Wild Guanabana suspended all trips until November 2020, when they offered a local trip in the mountains near Hurghada on the Red Sea. By the end of 2020, the tour business was down 90 per cent and a new line of consulting work only made up for 30 to 40 per cent.

The company did not bring back international trips, such as Kilimanjaro in Tanzania and Mount Elbrus in Russia, until May of this year.

“Lots of businesses, including ourselves, contemplated closure,” Mr Samra says.

The recovery programme has given him a lifeline to hire back some of the employees he had to let go; the team had gone down from 15 people to five.

Mr Samra says the company is also focusing on niches within the local segment until international travel is back to normal.

Another entrepreneur in the recovery programme is Amr Mashaly. He had a tourism company based in London, offering sustainable and unique travel experiences in Columbia, Kenya, Mexico and Thailand.

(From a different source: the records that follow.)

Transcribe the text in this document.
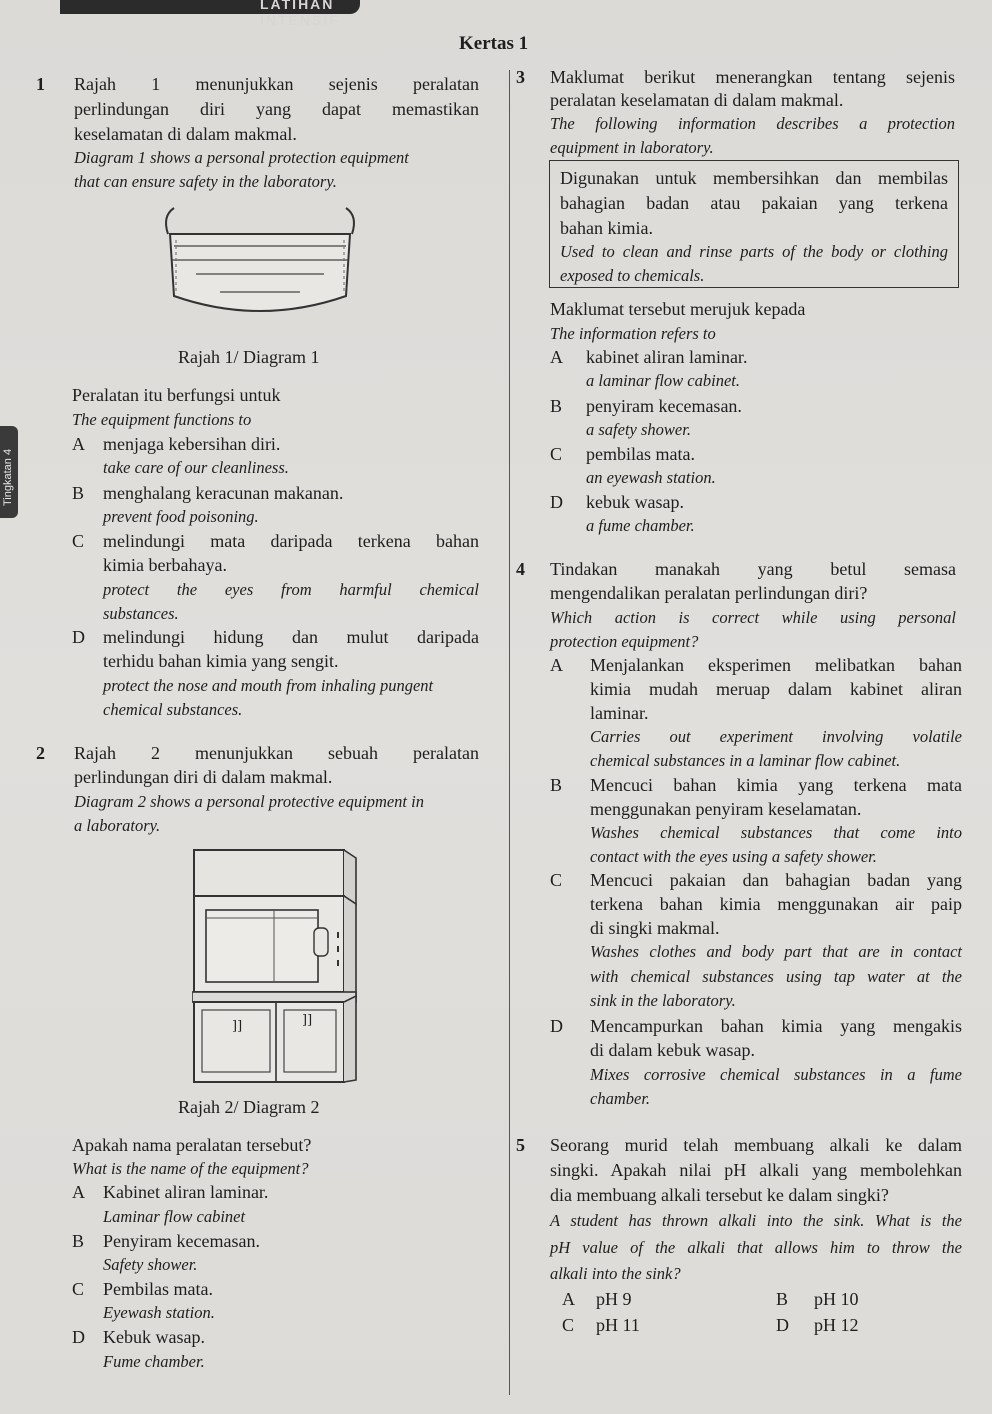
LATIHAN INTENSIF
Kertas 1
Tingkatan 4
1 Rajah 1 menunjukkan sejenis peralatan
perlindungan diri yang dapat memastikan
keselamatan di dalam makmal.
Diagram 1 shows a personal protection equipment
that can ensure safety in the laboratory.
Rajah 1/ Diagram 1
Peralatan itu berfungsi untuk
The equipment functions to
A menjaga kebersihan diri.
take care of our cleanliness.
B menghalang keracunan makanan.
prevent food poisoning.
C melindungi mata daripada terkena bahan
kimia berbahaya.
protect the eyes from harmful chemical
substances.
D melindungi hidung dan mulut daripada
terhidu bahan kimia yang sengit.
protect the nose and mouth from inhaling pungent
chemical substances.
2 Rajah 2 menunjukkan sebuah peralatan
perlindungan diri di dalam makmal.
Diagram 2 shows a personal protective equipment in
a laboratory.
]]	]]
Rajah 2/ Diagram 2
Apakah nama peralatan tersebut?
What is the name of the equipment?
A Kabinet aliran laminar.
Laminar flow cabinet
B Penyiram kecemasan.
Safety shower.
C Pembilas mata.
Eyewash station.
D Kebuk wasap.
Fume chamber.
3 Maklumat berikut menerangkan tentang sejenis
peralatan keselamatan di dalam makmal.
The following information describes a protection
equipment in laboratory.
Digunakan untuk membersihkan dan membilas
bahagian badan atau pakaian yang terkena
bahan kimia.
Used to clean and rinse parts of the body or clothing
exposed to chemicals.
Maklumat tersebut merujuk kepada
The information refers to
A kabinet aliran laminar.
a laminar flow cabinet.
B penyiram kecemasan.
a safety shower.
C pembilas mata.
an eyewash station.
D kebuk wasap.
a fume chamber.
4 Tindakan manakah yang betul semasa
mengendalikan peralatan perlindungan diri?
Which action is correct while using personal
protection equipment?
A Menjalankan eksperimen melibatkan bahan
kimia mudah meruap dalam kabinet aliran
laminar.
Carries out experiment involving volatile
chemical substances in a laminar flow cabinet.
B Mencuci bahan kimia yang terkena mata
menggunakan penyiram keselamatan.
Washes chemical substances that come into
contact with the eyes using a safety shower.
C Mencuci pakaian dan bahagian badan yang
terkena bahan kimia menggunakan air paip
di singki makmal.
Washes clothes and body part that are in contact
with chemical substances using tap water at the
sink in the laboratory.
D Mencampurkan bahan kimia yang mengakis
di dalam kebuk wasap.
Mixes corrosive chemical substances in a fume
chamber.
5 Seorang murid telah membuang alkali ke dalam
singki. Apakah nilai pH alkali yang membolehkan
dia membuang alkali tersebut ke dalam singki?
A student has thrown alkali into the sink. What is the
pH value of the alkali that allows him to throw the
alkali into the sink?
A pH 9	B pH 10
C pH 11	D pH 12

After the pandemic hit, he decided to shut down the business and return to Egypt where he offered local travel experiences. In October 2020, Mr Mashaly started an online portal Adventure G with an initial focus on the Red Sea town of El Gouna and Fayoum, a city in an oasis 100 kilometres south-west of Cairo.

“Travellers are going to be looking for more local experiences. Even if they’re going to be able to travel internationally, the behavioural change has happened already,” Mr Mashaly says.

The relaxation of travel restrictions has also helped business. Since Egypt was removed from the UK’s red list, Adventure G will be hosting a group from the University of London in January in Cairo, Fayoum, Luxor and Aswan.

“Egypt is very open right now … this makes our life way easier,” Mr Mashaly says.

Hawa Safaga, a kitesurfing and windsurfing station in the Red Sea's Soma Bay, relies heavily on international tourists.

German-Egyptian Julie Nassr, who runs the business with her husband Ramy Sabry, says 65 per cent of their customers are German, 20 per cent French and the rest a mix of nationalities.

“We had planned to open another station and make further investment and then the pandemic came and we shut down completely for four months,” says Ms Nassr.

They struggled financially and had to rely on donations to upgrade their kitesurfing equipment. Usually the company charters boats and hires seasonal workers, but cut those costs once business was dramatically reduced.

The financial support from the recovery programme allowed Hawa Safaga to take a risk by chartering a boat for the month of October.

Owing to high vaccination rates in source countries, including France, Germany and Switzerland, and easier travel regulations, business in October “was almost as good as before the pandemic”, Ms Nassr says.